Auf einer Alm im Stanzertal oberhalb von Pettneu lebte vor langer Zeit ein fauler Hirte. Er lag viel lieber im weichen Gras und schaute den Wolken nach, anstatt zu arbeiten und das Vieh zu hirten. Deshalb fasste der Hirte auch einen unbändigen Hass gegen eine bestimmte Kuh. Immer wieder stieg sie weit von der Herde entfernt im Felsgelände herum, sodass er sie oft lange suchen musste.
„Na warte, du Luderviech“, murmelte er grimmig, „mich tratzest du nimmer lang!“
In seinem Groll kam der Hirte auf den Gedanken, die Kuh abstürzen zu lassen. Mit diebischer Freude befestigte er schlüpfrige Baumrinde auf dem schmalen Steig, den das Tier für gewöhnlich benützte.
Schon am nächsten Tag trat die Kuh auf die tückisch glatte Rinde, rutschte aus und kollerte laut muhend in die Tiefe, wo sie mit zerschmetterten Knochen liegen blieb.

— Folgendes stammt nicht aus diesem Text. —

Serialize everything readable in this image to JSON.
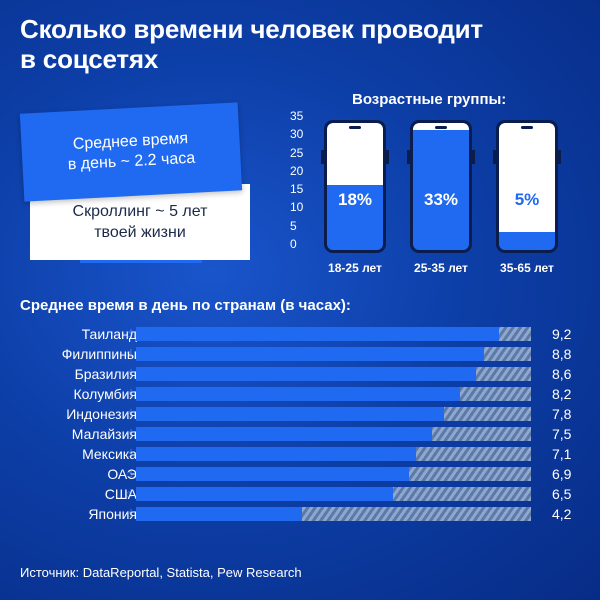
{
  "title": {
    "line1": "Сколько времени человек проводит",
    "line2": "в соцсетях"
  },
  "cards": {
    "blue_line1": "Среднее время",
    "blue_line2": "в день ~ 2.2 часа",
    "white_line1": "Скроллинг ~ 5 лет",
    "white_line2": "твоей жизни"
  },
  "colors": {
    "background": "#0d3fa8",
    "bar": "#1f6af0",
    "phone_frame": "#0a1d4d",
    "hatch": "#8ea7cf"
  },
  "chart_data": [
    {
      "type": "bar",
      "title": "Возрастные группы:",
      "categories": [
        "18-25 лет",
        "25-35 лет",
        "35-65 лет"
      ],
      "values": [
        18,
        33,
        5
      ],
      "value_labels": [
        "18%",
        "33%",
        "5%"
      ],
      "ylim": [
        0,
        35
      ],
      "yticks": [
        0,
        5,
        10,
        15,
        20,
        25,
        30,
        35
      ],
      "grid": false
    },
    {
      "type": "bar",
      "title": "Среднее время в день по странам (в часах):",
      "categories": [
        "Таиланд",
        "Филиппины",
        "Бразилия",
        "Колумбия",
        "Индонезия",
        "Малайзия",
        "Мексика",
        "ОАЭ",
        "США",
        "Япония"
      ],
      "values": [
        9.2,
        8.8,
        8.6,
        8.2,
        7.8,
        7.5,
        7.1,
        6.9,
        6.5,
        4.2
      ],
      "value_labels": [
        "9,2",
        "8,8",
        "8,6",
        "8,2",
        "7,8",
        "7,5",
        "7,1",
        "6,9",
        "6,5",
        "4,2"
      ],
      "xlim": [
        0,
        10
      ],
      "orientation": "horizontal"
    }
  ],
  "source": "Источник: DataReportal, Statista, Pew Research"
}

Der Hirt, der alles gesehen hatte, lachte aus vollem Hals: „Ha, ha, ha! Jetzt schau, du Beschti, wie du wieder auffikimmst!“
Aber der faule Hirt konnte sich nicht lange über den Tod der verhassten Kuh freuen, denn bald nach dem Almabtrieb wurde er schwer krank und starb.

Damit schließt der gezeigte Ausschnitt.